Recently, I was talking to a friend who worked at Orbitz. After a while, I said “You know what? I’ll be honest. I very rarely use Orbitz. Expedia and other travel companies are constantly emailing me with travel offers, discount codes and promotions. I know I’ve used Orbitz before but I don’t think they ever follow up with me to make sure I keep doing business with them.”
“Oh,” my friend said. “You probably were added to a control group. Maybe they were testing frequency of email outreach to see what frequencies converted better. It’s possible they put you into some control group for testing and never took you out of it. But believe me, we send out a lot of emails just like Expedia, Travelocity, Priceline and everybody else. How many emails do you get from us anyway?”

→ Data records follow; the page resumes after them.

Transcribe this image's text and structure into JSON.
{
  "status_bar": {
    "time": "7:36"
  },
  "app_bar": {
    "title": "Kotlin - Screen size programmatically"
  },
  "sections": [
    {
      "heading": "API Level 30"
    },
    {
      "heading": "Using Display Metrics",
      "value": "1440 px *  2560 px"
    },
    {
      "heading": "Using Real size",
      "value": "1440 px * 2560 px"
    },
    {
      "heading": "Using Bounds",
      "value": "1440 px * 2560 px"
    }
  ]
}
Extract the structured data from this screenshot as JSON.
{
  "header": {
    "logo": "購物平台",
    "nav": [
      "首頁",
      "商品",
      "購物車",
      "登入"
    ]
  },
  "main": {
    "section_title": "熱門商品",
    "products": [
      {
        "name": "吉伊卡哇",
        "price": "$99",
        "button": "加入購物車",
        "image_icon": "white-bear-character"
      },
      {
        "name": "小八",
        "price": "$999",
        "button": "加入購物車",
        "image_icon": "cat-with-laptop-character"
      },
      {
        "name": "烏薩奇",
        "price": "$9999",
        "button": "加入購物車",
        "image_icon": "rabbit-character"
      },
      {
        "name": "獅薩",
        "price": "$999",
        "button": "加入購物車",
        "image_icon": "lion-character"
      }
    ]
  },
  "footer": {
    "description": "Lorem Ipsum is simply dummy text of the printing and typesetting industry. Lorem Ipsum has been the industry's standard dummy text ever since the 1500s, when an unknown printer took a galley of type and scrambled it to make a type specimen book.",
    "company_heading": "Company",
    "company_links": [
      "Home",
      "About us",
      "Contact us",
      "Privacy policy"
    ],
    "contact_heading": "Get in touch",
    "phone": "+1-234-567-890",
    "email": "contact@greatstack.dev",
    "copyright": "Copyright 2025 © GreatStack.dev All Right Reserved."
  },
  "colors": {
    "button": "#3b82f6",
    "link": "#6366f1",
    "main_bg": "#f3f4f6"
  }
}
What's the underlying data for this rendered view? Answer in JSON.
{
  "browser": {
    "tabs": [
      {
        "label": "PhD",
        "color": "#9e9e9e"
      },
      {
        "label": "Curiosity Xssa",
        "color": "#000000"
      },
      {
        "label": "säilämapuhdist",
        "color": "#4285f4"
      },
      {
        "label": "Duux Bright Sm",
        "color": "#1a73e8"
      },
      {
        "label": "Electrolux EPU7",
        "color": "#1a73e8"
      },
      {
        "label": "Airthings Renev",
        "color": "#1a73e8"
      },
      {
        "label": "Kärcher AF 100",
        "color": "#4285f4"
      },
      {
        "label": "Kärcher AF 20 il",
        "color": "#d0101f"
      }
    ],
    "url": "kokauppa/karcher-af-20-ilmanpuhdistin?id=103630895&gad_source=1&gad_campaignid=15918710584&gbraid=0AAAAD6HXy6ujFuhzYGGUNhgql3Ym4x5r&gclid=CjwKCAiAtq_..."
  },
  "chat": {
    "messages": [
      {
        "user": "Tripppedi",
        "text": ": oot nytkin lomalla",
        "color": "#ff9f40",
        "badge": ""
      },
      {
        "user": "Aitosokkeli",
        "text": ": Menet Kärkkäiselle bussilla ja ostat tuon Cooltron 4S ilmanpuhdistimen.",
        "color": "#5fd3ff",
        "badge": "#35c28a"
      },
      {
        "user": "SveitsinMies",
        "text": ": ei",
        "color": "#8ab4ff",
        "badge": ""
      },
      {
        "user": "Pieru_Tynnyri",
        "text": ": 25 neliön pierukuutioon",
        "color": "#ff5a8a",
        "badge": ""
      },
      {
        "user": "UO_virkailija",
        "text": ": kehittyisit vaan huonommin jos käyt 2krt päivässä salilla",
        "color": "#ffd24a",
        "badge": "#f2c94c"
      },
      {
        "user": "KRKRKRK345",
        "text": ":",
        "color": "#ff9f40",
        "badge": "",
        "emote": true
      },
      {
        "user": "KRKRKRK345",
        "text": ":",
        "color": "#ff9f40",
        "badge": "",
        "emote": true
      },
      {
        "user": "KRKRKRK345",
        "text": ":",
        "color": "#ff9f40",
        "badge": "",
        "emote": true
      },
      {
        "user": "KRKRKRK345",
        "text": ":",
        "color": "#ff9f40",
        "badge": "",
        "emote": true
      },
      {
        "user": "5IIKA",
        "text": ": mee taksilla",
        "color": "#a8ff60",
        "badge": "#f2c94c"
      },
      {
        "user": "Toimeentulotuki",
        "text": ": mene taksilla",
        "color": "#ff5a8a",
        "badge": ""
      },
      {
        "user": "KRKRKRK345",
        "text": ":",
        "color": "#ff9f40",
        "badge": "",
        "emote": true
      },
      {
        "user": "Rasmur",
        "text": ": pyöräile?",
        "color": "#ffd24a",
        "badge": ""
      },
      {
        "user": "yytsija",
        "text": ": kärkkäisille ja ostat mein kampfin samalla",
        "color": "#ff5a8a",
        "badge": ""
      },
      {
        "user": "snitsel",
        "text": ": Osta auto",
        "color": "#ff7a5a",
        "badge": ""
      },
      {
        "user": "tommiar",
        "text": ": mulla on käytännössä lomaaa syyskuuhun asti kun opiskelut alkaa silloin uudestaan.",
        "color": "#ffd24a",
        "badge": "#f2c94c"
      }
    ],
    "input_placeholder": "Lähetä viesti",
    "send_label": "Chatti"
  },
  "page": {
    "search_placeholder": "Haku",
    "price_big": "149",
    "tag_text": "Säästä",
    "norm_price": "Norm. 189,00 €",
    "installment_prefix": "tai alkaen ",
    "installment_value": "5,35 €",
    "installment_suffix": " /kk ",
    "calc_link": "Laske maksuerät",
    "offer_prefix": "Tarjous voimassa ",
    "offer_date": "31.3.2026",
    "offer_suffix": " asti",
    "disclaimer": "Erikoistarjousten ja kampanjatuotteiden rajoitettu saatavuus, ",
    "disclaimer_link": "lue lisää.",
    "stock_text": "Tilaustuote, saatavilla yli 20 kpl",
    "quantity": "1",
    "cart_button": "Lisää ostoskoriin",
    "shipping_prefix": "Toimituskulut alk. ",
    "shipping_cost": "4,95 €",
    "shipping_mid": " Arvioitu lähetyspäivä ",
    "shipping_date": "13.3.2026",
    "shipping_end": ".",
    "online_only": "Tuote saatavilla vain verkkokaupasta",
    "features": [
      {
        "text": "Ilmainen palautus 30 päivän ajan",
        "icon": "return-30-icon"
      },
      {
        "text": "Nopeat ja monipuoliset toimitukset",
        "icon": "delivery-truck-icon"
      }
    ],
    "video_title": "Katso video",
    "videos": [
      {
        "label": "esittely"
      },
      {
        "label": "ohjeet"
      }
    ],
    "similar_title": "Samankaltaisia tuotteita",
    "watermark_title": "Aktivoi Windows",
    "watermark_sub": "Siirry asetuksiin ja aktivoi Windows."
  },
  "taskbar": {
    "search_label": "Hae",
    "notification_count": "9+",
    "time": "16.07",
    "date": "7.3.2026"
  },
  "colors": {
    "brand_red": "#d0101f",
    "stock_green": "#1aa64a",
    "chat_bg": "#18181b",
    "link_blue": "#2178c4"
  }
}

Here’s how many emails I’ve gotten from Orbitz in the last two years:
So, even though I’m their customer, I only received 10 emails in 2 years, and only one of those was a promotional email.
How does that compare to, say, Expedia? Here’s a snapshot of what I get from Expedia (side note: they sure do love putting symbols in their email subject lines, don’t they?):
Expedia emails me about five times a week. Based on simple math, they get their brand and their offerings in front of me about 50 times more often than Orbitz does.
Not surprisingly, since they market to me, and Orbitz doesn’t, I use Expedia way more than Orbitz.
As I told my friend, “If I’m in a control group, it’s an odd control group. It’s effectively checking to see how often somebody engages with you if you never, ever market to them.”
More likely, we decided, this was some kind of database error in which I was added to a control group and never removed from it.
The key takeaway for those of you involved with email marketing and conversion rate optimization is that when you set up a control group for A/B testing email subjects, offers, landing pages and the like, don’t forget to take people out of the control group after the experiment is finished.
Interestingly, Orbitz and Expedia are in the process of merging.
I really hope that the merged entity doesn’t keep me in a “let’s market to them via telepathy and see if that works” control group. Personally, I’m fine with receiving five emails a week promoting travel deals.